I don’t usually use the evolutionary argument to support this way of eating because you will read a lot of criticisms online about the paleo diet saying this is not how our ancestors ate. However, two people who I really respect have this to say:

 

Chris Kresser “Given the long human generation time and the fact that agriculture represents less than 1% of our evolutionary history, it’s unlikely that we’ve evolved any complex adaptations to an agricultural or industrial way of life.”

 

Mat Lalonde “There has been insufficient time and evolutionary pressure for complete adaptation to seed consumption to arise in homosapiens” (grains are the seeds of grasses).

 

What this means is that many of us will be intolerant to grains to some degree and may well feel better without grains in our diets. If you want to try eliminating grains and don’t know where to start, consider signing up to our 30 day paleo diet plan. You get 30 days of paleo meal plans, breakfast, lunch and dinner recipes, shopping lists tailored to the UK supermarkets plus lots more!

 

*Note: Anti-nutrients in grains and pulses (legumes)

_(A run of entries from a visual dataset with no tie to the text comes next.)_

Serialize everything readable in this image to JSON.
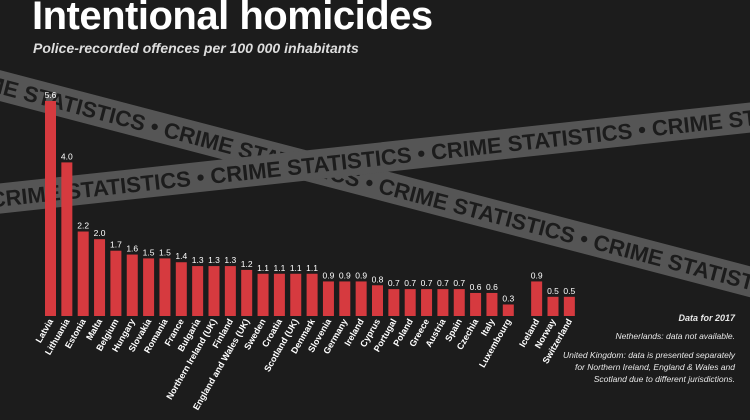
{
  "header": {
    "title": "Intentional homicides",
    "subtitle": "Police-recorded offences per 100 000 inhabitants"
  },
  "tape_text": "CRIME STATISTICS • CRIME STATISTICS • CRIME STATISTICS •",
  "notes": {
    "data_year": "Data for 2017",
    "netherlands": "Netherlands: data not available.",
    "uk": "United Kingdom: data is presented separately for Northern Ireland, England & Wales and Scotland due to different jurisdictions."
  },
  "colors": {
    "background": "#1c1c1c",
    "bar": "#d63a3f",
    "tape": "#555555",
    "tape_text": "#1c1c1c",
    "text": "#ffffff"
  },
  "chart_data": {
    "type": "bar",
    "title": "Intentional homicides",
    "subtitle": "Police-recorded offences per 100 000 inhabitants",
    "xlabel": "",
    "ylabel": "",
    "grid": false,
    "ylim": [
      0,
      6
    ],
    "categories": [
      "Latvia",
      "Lithuania",
      "Estonia",
      "Malta",
      "Belgium",
      "Hungary",
      "Slovakia",
      "Romania",
      "France",
      "Bulgaria",
      "Northern Ireland (UK)",
      "Finland",
      "England and Wales (UK)",
      "Sweden",
      "Croatia",
      "Scotland (UK)",
      "Denmark",
      "Slovenia",
      "Germany",
      "Ireland",
      "Cyprus",
      "Portugal",
      "Poland",
      "Greece",
      "Austria",
      "Spain",
      "Czechia",
      "Italy",
      "Luxembourg",
      "Iceland",
      "Norway",
      "Switzerland"
    ],
    "values": [
      5.6,
      4.0,
      2.2,
      2.0,
      1.7,
      1.6,
      1.5,
      1.5,
      1.4,
      1.3,
      1.3,
      1.3,
      1.2,
      1.1,
      1.1,
      1.1,
      1.1,
      0.9,
      0.9,
      0.9,
      0.8,
      0.7,
      0.7,
      0.7,
      0.7,
      0.7,
      0.6,
      0.6,
      0.3,
      0.9,
      0.5,
      0.5
    ],
    "value_labels": [
      "5.6",
      "4.0",
      "2.2",
      "2.0",
      "1.7",
      "1.6",
      "1.5",
      "1.5",
      "1.4",
      "1.3",
      "1.3",
      "1.3",
      "1.2",
      "1.1",
      "1.1",
      "1.1",
      "1.1",
      "0.9",
      "0.9",
      "0.9",
      "0.8",
      "0.7",
      "0.7",
      "0.7",
      "0.7",
      "0.7",
      "0.6",
      "0.6",
      "0.3",
      "0.9",
      "0.5",
      "0.5"
    ],
    "groups": [
      "EU",
      "EU",
      "EU",
      "EU",
      "EU",
      "EU",
      "EU",
      "EU",
      "EU",
      "EU",
      "EU",
      "EU",
      "EU",
      "EU",
      "EU",
      "EU",
      "EU",
      "EU",
      "EU",
      "EU",
      "EU",
      "EU",
      "EU",
      "EU",
      "EU",
      "EU",
      "EU",
      "EU",
      "EU",
      "EFTA",
      "EFTA",
      "EFTA"
    ]
  }
}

Mat Lalonde, an Harvard educated organic chemist, doesn’t think anti-nutrients are a big problem. You can listen to a talk he gave at the Ancestral Health Symposium (AHS) in 2014 here (it’s missing the slides though) and his conclusions are interesting.

 

White Rice

White rice is considered by many a “safe starch”. It contains no anti-nutrients and is pure starch, it also contains no nutrients. Most people can therefore eat white rice with no detrimental effects but it is certainly not a nutrient-dense food.